FN 6. We note that Hansen, although rejecting a claim of estoppel based on a merely negligent response to an oral inquiry concerning eligibility for Social Security benefits, left open the possibility that "affirmative misconduct" by the government could be sufficient to justify estoppel. (Schweiker v. Hansen, supra, 450 U.S. 785, 788-789 [67 L.Ed.2d at p. 689-690].)
FN 7. Similar provisions apply to other nonconstitutional agencies. (See post, fn. 10.)
FN 8. Additionally, we note that if equitable estoppel claims were not considered in DSS hearings, no record and findings thereon reviewable under Code of Civil Procedure section 1094.5 would be produced. If that were the case, the doctrine of exhaustion of administrative remedies might be inapplicable to such claims, and claimants would be allowed to bring ordinary mandamus actions against the director under Code of Civil Procedure section 1085. (See Rosenfield v. Malcolm (1967) 65 Cal. 2d 559, 565-566 [55 Cal. Rptr. 505, 421 P.2d 697].) The practical problems of requiring or permitting a claimant to seek ordinary mandamus relief in order to assert a claim of equitable estoppel -- with evidentiary court hearings and the attendant inconvenience and expense to the parties and the judicial system -- would contravene the purpose of the statutory scheme, if not the express provision that review under Code of Civil Procedure section 1094.5 "shall be the exclusive remedy available to the applicant or recipient or county for review of the director's decision." (§ 10962.)
FN 9. Presently such agencies routinely impose equitable remedies. The Fair Employment and Housing Commission (FEHC; Gov. Code, § 12903), for example, has the power to order (i) "hiring, reinstatement, or upgrading of employees" who have been victims of unlawful practices (id., § 12970, subd. (a)), and (ii) "sale or rental of a housing accommodation if it is still available, or the sale or rental of a like housing accommodation ..." as a remedy for housing discrimination (id., § 12987, subd. (1)). (See McHugh, supra, ante, at p. 360, fn. 8 [noting that the constitutional authority of the FEHC has not yet been determined].) Similar agencies of our sister states also routinely exercise such power. See, e.g., Kentucky Com'n on Human Rights v. Fraser (Ky. 1981) 625 S.W.2d 852, 853 (the "Commission may impose any of several sanctions, including cease and desist orders, reinstatement of employees, admission of employees to training programs, [and] rental of property to an individual ...").
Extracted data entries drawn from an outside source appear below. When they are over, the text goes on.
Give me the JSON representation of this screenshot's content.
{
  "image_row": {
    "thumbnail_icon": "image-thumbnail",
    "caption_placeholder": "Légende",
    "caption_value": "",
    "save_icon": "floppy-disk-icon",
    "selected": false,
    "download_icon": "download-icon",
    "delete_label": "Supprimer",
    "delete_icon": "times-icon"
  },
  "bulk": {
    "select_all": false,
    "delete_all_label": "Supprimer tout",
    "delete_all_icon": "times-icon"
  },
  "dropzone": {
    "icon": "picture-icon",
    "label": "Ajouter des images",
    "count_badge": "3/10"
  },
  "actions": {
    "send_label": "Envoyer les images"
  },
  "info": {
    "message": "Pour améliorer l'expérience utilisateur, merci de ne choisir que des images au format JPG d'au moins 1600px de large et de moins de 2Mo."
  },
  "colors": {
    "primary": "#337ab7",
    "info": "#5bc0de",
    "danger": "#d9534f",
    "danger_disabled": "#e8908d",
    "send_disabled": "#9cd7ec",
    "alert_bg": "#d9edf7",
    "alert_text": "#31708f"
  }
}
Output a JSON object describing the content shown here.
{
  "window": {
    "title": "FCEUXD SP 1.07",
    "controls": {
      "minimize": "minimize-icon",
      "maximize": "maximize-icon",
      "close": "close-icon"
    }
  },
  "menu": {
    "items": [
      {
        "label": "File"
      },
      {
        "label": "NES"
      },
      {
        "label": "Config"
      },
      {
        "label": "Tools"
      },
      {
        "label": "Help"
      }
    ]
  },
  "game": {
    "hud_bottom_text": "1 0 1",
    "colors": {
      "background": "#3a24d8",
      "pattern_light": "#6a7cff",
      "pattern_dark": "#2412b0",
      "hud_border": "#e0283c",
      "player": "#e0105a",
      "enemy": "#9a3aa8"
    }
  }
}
FN 10. Nonconstitutional agencies regularly employ general principles of equity. For example, the Unemployment Insurance Appeals Board is permitted to waive recoupment of overpayments if waiver is required by "equity and good conscience." (Unemp. Ins. Code, § 1375, subd. (b); see Gilles v. Department of Human Resources Development (1974) 11 Cal. 3d 313, 322-326 [113 Cal. Rptr. 374, 521 P.2d 110, 90 A.L.R.3d 970] [agency must consider equity in ruling on recoupment claims].) Similarly, the Commissioner of Corporations is required to determine whether a restabilization plan is "fair, just, or equitable" (Corp. Code, § 25140, subd. (a); see Bixby v. Pierno (1971) 4 Cal. 3d 130, 147-148 [93 Cal. Rptr. 234, 481 P.2d 242]).
FN 11. We also reject DSS's assertion that application of equitable estoppel would contravene article III, section 3.5 of our state Constitution. That section prohibits an administrative agency from "[refus]ing to enforce a statute, on the basis of it being unconstitutional unless an appellate court has made a determination that such statute is unconstitutional ...." (Id., subd. (a).) This provision is inapplicable here. As we explained above, by applying equitable estoppel in appropriate circumstances DSS would not be "refusing to enforce" the recoupment statute, but would instead be acting consistently with the Legislature's intent that DSS be permitted, in certain cases, to apply equitable estoppel in "fair hearings."